The city is a rather strange locale, one I hesitate to visit. Between the unsettling patchwork of architecture throughout the city and the unnatural features present scattered both inside and out, it's a wonder anyone ventures there at all. I mean, the subway system that carries the past and future along with the present, the winding archways that can teleport you halfway across the damn city, and the trees that shift their shape to show their approval (or lack thereof) of the climber are just a few I can name!
And even with all that, the only things keeping my dear Heather from moving there are her inheritance and my promise to explore with her every week. Her father's cottage in the town is a nice place to make ours, and I got my uncle's observatory up on top of the hill nearby, so all we really need are a stable income and a way of satiating her curiosity.
Unfortunately (and fortunately), the city solves both of these problems: she gets to explore, and we turned the ground floor of the observatory into a shop because, as it turns out, weird shit sells really, really well. It's gotten to the point we get regulars in a group of doped-up lookin' college kids from an org outta town who come by to buy everything they can afford at least once a damn month.
And thus, I'm sitting on an old stump that looks half like a pile of char, acting as a guard and lookout while Heather pokes through the burgundy ferns looking for good cuttings to bring back. We're pretty far out from the city today, since we're only taking this extra run cause those aforementioned college students sold us out of absolutely everything yesterday. Where they even get that kinda money, I don't know, but I'm not exactly complaining.
So far, we've found a few cool rocks, including some hagstones for necklaces, and one good cutting to put in a pot, so I reckon we'll be out here for a couple more hours. I'll go look for something interesting and update this when we're home.
Pretty decent haul for an outskirts day, we got:
That should be more than enough to keep the locals happy until stock day, so we're covered there. We'll put the stuff up early tomorrow and spend the rest of today relaxing. Heather has a couple new recipes she's been eager to show me, so it's gonna be a pasta night tonight.
Before I stop writing for the day, I might as well put this note down first: There's going to be a section in the back of this journal dedicated to anything strange (from the city, most likely) that I talk about in these entries, as well as any important people or places (aside from the city) I mention. These'll be complete with fully colored doodles, as opposed to the half-assed sketches I do for the entries here. So we don't forget what anyone or anything here looks like, I suppose... Eh, it just gives me an extra excuse to draw my wife more.
Put up all the new stock for the shop just now. It's Heather's turn to run the shop itself, so I get to relax on the top floor until someone comes up the stairs. Pretty good thing, too- if I have to deal with that one lady from Tuesday again I might start maiming.
The observatory building my uncle left me has three floors: The shop on the ground floor, a little museum about the city and all its weird stuff on the second floor, and the observatory itself on the top floor. Each day the shop's open, we take turns so one person runs the shop while the other keeps an eye on the other two floors. People pay for a museum and observatory visit before they go up the stairs, and the person keeping those two floors gets notified whenever there are visitors. Our more casual usage of these walkie-talkies we bought way back when.

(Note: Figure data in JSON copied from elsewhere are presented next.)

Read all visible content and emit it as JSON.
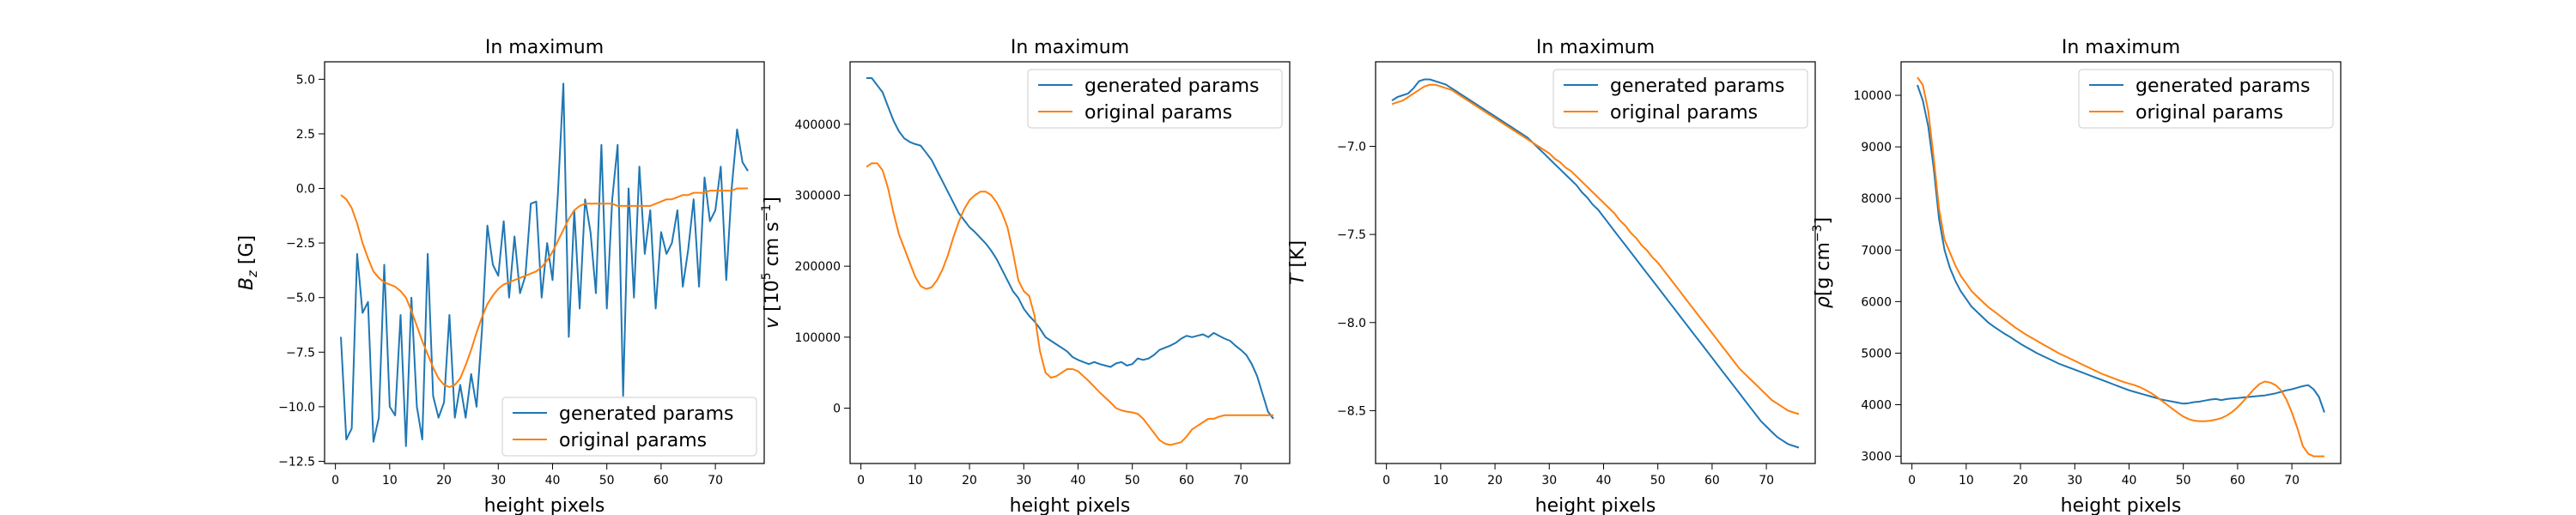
{
  "chart_data": [
    {
      "type": "line",
      "title": "In maximum",
      "xlabel": "height pixels",
      "ylabel": "B_z [G]",
      "ylabel_parts": {
        "sym": "B",
        "sub": "z",
        "unit": " [G]"
      },
      "xlim": [
        -2,
        79
      ],
      "ylim": [
        -12.6,
        5.8
      ],
      "xticks": [
        0,
        10,
        20,
        30,
        40,
        50,
        60,
        70
      ],
      "yticks": [
        -12.5,
        -10.0,
        -7.5,
        -5.0,
        -2.5,
        0.0,
        2.5,
        5.0
      ],
      "ytick_labels": [
        "−12.5",
        "−10.0",
        "−7.5",
        "−5.0",
        "−2.5",
        "0.0",
        "2.5",
        "5.0"
      ],
      "legend": "lower-right",
      "x": [
        1,
        2,
        3,
        4,
        5,
        6,
        7,
        8,
        9,
        10,
        11,
        12,
        13,
        14,
        15,
        16,
        17,
        18,
        19,
        20,
        21,
        22,
        23,
        24,
        25,
        26,
        27,
        28,
        29,
        30,
        31,
        32,
        33,
        34,
        35,
        36,
        37,
        38,
        39,
        40,
        41,
        42,
        43,
        44,
        45,
        46,
        47,
        48,
        49,
        50,
        51,
        52,
        53,
        54,
        55,
        56,
        57,
        58,
        59,
        60,
        61,
        62,
        63,
        64,
        65,
        66,
        67,
        68,
        69,
        70,
        71,
        72,
        73,
        74,
        75,
        76
      ],
      "series": [
        {
          "name": "generated params",
          "color": "#1f77b4",
          "values": [
            -6.8,
            -11.5,
            -11.0,
            -3.0,
            -5.7,
            -5.2,
            -11.6,
            -10.5,
            -3.5,
            -10.0,
            -10.4,
            -5.8,
            -11.8,
            -5.0,
            -10.0,
            -11.5,
            -3.0,
            -9.5,
            -10.5,
            -9.8,
            -5.8,
            -10.5,
            -9.0,
            -10.5,
            -8.5,
            -10.0,
            -6.5,
            -1.7,
            -3.5,
            -4.0,
            -1.5,
            -5.0,
            -2.2,
            -4.8,
            -4.0,
            -0.7,
            -0.6,
            -5.0,
            -2.5,
            -4.2,
            -0.2,
            4.8,
            -6.8,
            -1.0,
            -5.5,
            -0.5,
            -2.0,
            -4.8,
            2.0,
            -5.5,
            -0.5,
            2.0,
            -9.5,
            0.0,
            -5.0,
            1.0,
            -3.0,
            -1.0,
            -5.5,
            -2.0,
            -3.0,
            -2.5,
            -1.0,
            -4.5,
            -2.8,
            -0.5,
            -4.5,
            0.5,
            -1.5,
            -1.0,
            1.0,
            -4.2,
            0.0,
            2.7,
            1.2,
            0.8
          ]
        },
        {
          "name": "original params",
          "color": "#ff7f0e",
          "values": [
            -0.3,
            -0.5,
            -0.9,
            -1.6,
            -2.5,
            -3.2,
            -3.8,
            -4.1,
            -4.3,
            -4.4,
            -4.5,
            -4.7,
            -5.0,
            -5.6,
            -6.3,
            -7.0,
            -7.6,
            -8.2,
            -8.7,
            -9.0,
            -9.1,
            -9.0,
            -8.7,
            -8.1,
            -7.4,
            -6.6,
            -5.9,
            -5.3,
            -4.9,
            -4.6,
            -4.4,
            -4.3,
            -4.2,
            -4.1,
            -4.0,
            -3.9,
            -3.8,
            -3.6,
            -3.3,
            -2.9,
            -2.4,
            -1.9,
            -1.4,
            -1.0,
            -0.8,
            -0.7,
            -0.7,
            -0.7,
            -0.7,
            -0.7,
            -0.7,
            -0.8,
            -0.8,
            -0.8,
            -0.8,
            -0.8,
            -0.8,
            -0.8,
            -0.7,
            -0.6,
            -0.5,
            -0.5,
            -0.4,
            -0.3,
            -0.3,
            -0.2,
            -0.2,
            -0.2,
            -0.1,
            -0.1,
            -0.1,
            -0.1,
            -0.1,
            -0.0,
            -0.0,
            -0.0
          ]
        }
      ]
    },
    {
      "type": "line",
      "title": "In maximum",
      "xlabel": "height pixels",
      "ylabel": "v [10^5 cm s^-1]",
      "ylabel_parts": {
        "sym": "v",
        "unit_prefix": " [10",
        "sup1": "5",
        "unit_mid": " cm s",
        "sup2": "−1",
        "unit_end": "]"
      },
      "xlim": [
        -2,
        79
      ],
      "ylim": [
        -78000,
        488000
      ],
      "xticks": [
        0,
        10,
        20,
        30,
        40,
        50,
        60,
        70
      ],
      "yticks": [
        0,
        100000,
        200000,
        300000,
        400000
      ],
      "ytick_labels": [
        "0",
        "100000",
        "200000",
        "300000",
        "400000"
      ],
      "legend": "upper-right",
      "x": [
        1,
        2,
        3,
        4,
        5,
        6,
        7,
        8,
        9,
        10,
        11,
        12,
        13,
        14,
        15,
        16,
        17,
        18,
        19,
        20,
        21,
        22,
        23,
        24,
        25,
        26,
        27,
        28,
        29,
        30,
        31,
        32,
        33,
        34,
        35,
        36,
        37,
        38,
        39,
        40,
        41,
        42,
        43,
        44,
        45,
        46,
        47,
        48,
        49,
        50,
        51,
        52,
        53,
        54,
        55,
        56,
        57,
        58,
        59,
        60,
        61,
        62,
        63,
        64,
        65,
        66,
        67,
        68,
        69,
        70,
        71,
        72,
        73,
        74,
        75,
        76
      ],
      "series": [
        {
          "name": "generated params",
          "color": "#1f77b4",
          "values": [
            465000,
            465000,
            455000,
            445000,
            425000,
            405000,
            390000,
            380000,
            375000,
            372000,
            370000,
            360000,
            350000,
            335000,
            320000,
            305000,
            290000,
            275000,
            265000,
            255000,
            248000,
            240000,
            232000,
            222000,
            210000,
            195000,
            180000,
            165000,
            155000,
            140000,
            130000,
            122000,
            112000,
            100000,
            95000,
            90000,
            85000,
            80000,
            72000,
            68000,
            65000,
            62000,
            65000,
            62000,
            60000,
            58000,
            63000,
            65000,
            60000,
            62000,
            70000,
            68000,
            70000,
            75000,
            82000,
            85000,
            88000,
            92000,
            98000,
            102000,
            100000,
            102000,
            104000,
            100000,
            106000,
            102000,
            98000,
            95000,
            88000,
            82000,
            75000,
            62000,
            45000,
            20000,
            -5000,
            -15000
          ]
        },
        {
          "name": "original params",
          "color": "#ff7f0e",
          "values": [
            340000,
            345000,
            345000,
            335000,
            310000,
            275000,
            245000,
            225000,
            205000,
            185000,
            172000,
            168000,
            170000,
            180000,
            195000,
            215000,
            240000,
            262000,
            280000,
            293000,
            300000,
            305000,
            305000,
            300000,
            290000,
            275000,
            255000,
            220000,
            180000,
            165000,
            158000,
            130000,
            80000,
            50000,
            43000,
            45000,
            50000,
            55000,
            55000,
            52000,
            45000,
            38000,
            30000,
            22000,
            15000,
            8000,
            0,
            -3000,
            -5000,
            -6000,
            -8000,
            -15000,
            -25000,
            -35000,
            -45000,
            -50000,
            -52000,
            -50000,
            -48000,
            -40000,
            -30000,
            -25000,
            -20000,
            -15000,
            -15000,
            -12000,
            -10000,
            -10000,
            -10000,
            -10000,
            -10000,
            -10000,
            -10000,
            -10000,
            -10000,
            -10000
          ]
        }
      ]
    },
    {
      "type": "line",
      "title": "In maximum",
      "xlabel": "height pixels",
      "ylabel": "T [K]",
      "ylabel_parts": {
        "sym": "T",
        "unit": " [K]"
      },
      "xlim": [
        -2,
        79
      ],
      "ylim": [
        -8.8,
        -6.52
      ],
      "xticks": [
        0,
        10,
        20,
        30,
        40,
        50,
        60,
        70
      ],
      "yticks": [
        -8.5,
        -8.0,
        -7.5,
        -7.0
      ],
      "ytick_labels": [
        "−8.5",
        "−8.0",
        "−7.5",
        "−7.0"
      ],
      "legend": "upper-right",
      "x": [
        1,
        2,
        3,
        4,
        5,
        6,
        7,
        8,
        9,
        10,
        11,
        12,
        13,
        14,
        15,
        16,
        17,
        18,
        19,
        20,
        21,
        22,
        23,
        24,
        25,
        26,
        27,
        28,
        29,
        30,
        31,
        32,
        33,
        34,
        35,
        36,
        37,
        38,
        39,
        40,
        41,
        42,
        43,
        44,
        45,
        46,
        47,
        48,
        49,
        50,
        51,
        52,
        53,
        54,
        55,
        56,
        57,
        58,
        59,
        60,
        61,
        62,
        63,
        64,
        65,
        66,
        67,
        68,
        69,
        70,
        71,
        72,
        73,
        74,
        75,
        76
      ],
      "series": [
        {
          "name": "generated params",
          "color": "#1f77b4",
          "values": [
            -6.74,
            -6.72,
            -6.71,
            -6.7,
            -6.67,
            -6.63,
            -6.62,
            -6.62,
            -6.63,
            -6.64,
            -6.65,
            -6.67,
            -6.69,
            -6.71,
            -6.73,
            -6.75,
            -6.77,
            -6.79,
            -6.81,
            -6.83,
            -6.85,
            -6.87,
            -6.89,
            -6.91,
            -6.93,
            -6.95,
            -6.98,
            -7.01,
            -7.04,
            -7.07,
            -7.1,
            -7.13,
            -7.16,
            -7.19,
            -7.22,
            -7.26,
            -7.29,
            -7.33,
            -7.36,
            -7.4,
            -7.44,
            -7.48,
            -7.52,
            -7.56,
            -7.6,
            -7.64,
            -7.68,
            -7.72,
            -7.76,
            -7.8,
            -7.84,
            -7.88,
            -7.92,
            -7.96,
            -8.0,
            -8.04,
            -8.08,
            -8.12,
            -8.16,
            -8.2,
            -8.24,
            -8.28,
            -8.32,
            -8.36,
            -8.4,
            -8.44,
            -8.48,
            -8.52,
            -8.56,
            -8.59,
            -8.62,
            -8.65,
            -8.67,
            -8.69,
            -8.7,
            -8.71
          ]
        },
        {
          "name": "original params",
          "color": "#ff7f0e",
          "values": [
            -6.76,
            -6.75,
            -6.74,
            -6.72,
            -6.7,
            -6.68,
            -6.66,
            -6.65,
            -6.65,
            -6.66,
            -6.67,
            -6.68,
            -6.7,
            -6.72,
            -6.74,
            -6.76,
            -6.78,
            -6.8,
            -6.82,
            -6.84,
            -6.86,
            -6.88,
            -6.9,
            -6.92,
            -6.94,
            -6.96,
            -6.98,
            -7.0,
            -7.02,
            -7.04,
            -7.07,
            -7.09,
            -7.12,
            -7.14,
            -7.17,
            -7.2,
            -7.23,
            -7.26,
            -7.29,
            -7.32,
            -7.35,
            -7.38,
            -7.42,
            -7.45,
            -7.49,
            -7.52,
            -7.56,
            -7.59,
            -7.63,
            -7.66,
            -7.7,
            -7.74,
            -7.78,
            -7.82,
            -7.86,
            -7.9,
            -7.94,
            -7.98,
            -8.02,
            -8.06,
            -8.1,
            -8.14,
            -8.18,
            -8.22,
            -8.26,
            -8.29,
            -8.32,
            -8.35,
            -8.38,
            -8.41,
            -8.44,
            -8.46,
            -8.48,
            -8.5,
            -8.51,
            -8.52
          ]
        }
      ]
    },
    {
      "type": "line",
      "title": "In maximum",
      "xlabel": "height pixels",
      "ylabel": "ρ [g cm^-3]",
      "ylabel_parts": {
        "sym": "ρ",
        "unit_prefix": "[g cm",
        "sup1": "−3",
        "unit_end": "]"
      },
      "xlim": [
        -2,
        79
      ],
      "ylim": [
        2860,
        10650
      ],
      "xticks": [
        0,
        10,
        20,
        30,
        40,
        50,
        60,
        70
      ],
      "yticks": [
        3000,
        4000,
        5000,
        6000,
        7000,
        8000,
        9000,
        10000
      ],
      "ytick_labels": [
        "3000",
        "4000",
        "5000",
        "6000",
        "7000",
        "8000",
        "9000",
        "10000"
      ],
      "legend": "upper-right",
      "x": [
        1,
        2,
        3,
        4,
        5,
        6,
        7,
        8,
        9,
        10,
        11,
        12,
        13,
        14,
        15,
        16,
        17,
        18,
        19,
        20,
        21,
        22,
        23,
        24,
        25,
        26,
        27,
        28,
        29,
        30,
        31,
        32,
        33,
        34,
        35,
        36,
        37,
        38,
        39,
        40,
        41,
        42,
        43,
        44,
        45,
        46,
        47,
        48,
        49,
        50,
        51,
        52,
        53,
        54,
        55,
        56,
        57,
        58,
        59,
        60,
        61,
        62,
        63,
        64,
        65,
        66,
        67,
        68,
        69,
        70,
        71,
        72,
        73,
        74,
        75,
        76
      ],
      "series": [
        {
          "name": "generated params",
          "color": "#1f77b4",
          "values": [
            10200,
            9900,
            9400,
            8600,
            7600,
            7000,
            6650,
            6400,
            6200,
            6050,
            5900,
            5800,
            5700,
            5600,
            5520,
            5450,
            5380,
            5320,
            5250,
            5180,
            5120,
            5060,
            5000,
            4950,
            4900,
            4850,
            4800,
            4760,
            4720,
            4680,
            4640,
            4600,
            4560,
            4520,
            4480,
            4440,
            4400,
            4360,
            4320,
            4280,
            4250,
            4220,
            4190,
            4160,
            4130,
            4100,
            4080,
            4060,
            4040,
            4020,
            4030,
            4050,
            4060,
            4080,
            4100,
            4110,
            4090,
            4110,
            4120,
            4130,
            4140,
            4150,
            4160,
            4170,
            4180,
            4200,
            4220,
            4250,
            4280,
            4300,
            4330,
            4360,
            4380,
            4300,
            4150,
            3850
          ]
        },
        {
          "name": "original params",
          "color": "#ff7f0e",
          "values": [
            10350,
            10200,
            9700,
            8800,
            7800,
            7200,
            6950,
            6700,
            6500,
            6350,
            6200,
            6100,
            6000,
            5900,
            5820,
            5740,
            5660,
            5580,
            5500,
            5430,
            5360,
            5300,
            5240,
            5180,
            5120,
            5060,
            5000,
            4950,
            4900,
            4850,
            4800,
            4750,
            4700,
            4650,
            4600,
            4560,
            4520,
            4480,
            4440,
            4410,
            4380,
            4340,
            4290,
            4230,
            4160,
            4080,
            4000,
            3920,
            3840,
            3770,
            3720,
            3690,
            3680,
            3680,
            3690,
            3710,
            3740,
            3790,
            3860,
            3950,
            4060,
            4180,
            4300,
            4400,
            4450,
            4430,
            4380,
            4280,
            4100,
            3850,
            3550,
            3200,
            3050,
            3000,
            3000,
            3000
          ]
        }
      ]
    }
  ]
}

This'll probably be a pretty slow day. We usually get the most of our traffic over the weekend, after our stock days on Friday. Some locals will have caught on to our absence yesterday and decided to come by sometime today to look at the new goods, but locals and outsiders alike tend to wait until after stock day to drop on by. Mostly cause it's the weekend then.
Either way, not even on our busy days do we have any business being open after 3 and nobody's called to ask for a late pickup, so I won't be bored for too long.
As it turns out, it wasn't quite as dead as I was expecting. A mother and her three kids stopped by to check out the museum and go bird-watching. I know, not a typical thing you'd expect from an observatory, but there's gotta be something you can do during the day. We open up these neat little balconies my uncle had installed around the top floor and let people use binoculars to view the nature around them. Luckily the hill the observatory is situated on is at the far edge of town.
It's still going to be too cloudy to man the telescope tonight, but that gives Heather and I plenty of time to plan out our excursion into the city tomorrow. She's in charge of figuring out what we want to find and look at, and I'm in charge of finding the quickest way to do that and get the hell out. I don't want us to spend any more time in there than we have to, but I don't want to disappoint her by missing anything on that list just because taking a picture of a weird spire isn't my idea of a fun, safe activity. She gets why I don't like the place, and while she doesn't feel the same she keeps her sightseeing list relatively small for my sake, so I make room for the things she really wants to see.
I'm not going to worry too much about that right now. Heather wants to try this one cookie recipe again, and I'm just waiting for the fire alarm to go off. Something about this recipe in particular is cursed or something, I think. I asked her if she got it from the city and her response was a suspiciously hesitant "... noooo???". Probably won't update this with the plan until tomorrow morning, that way I can revise it with fresh eyes before I rewrite it down here.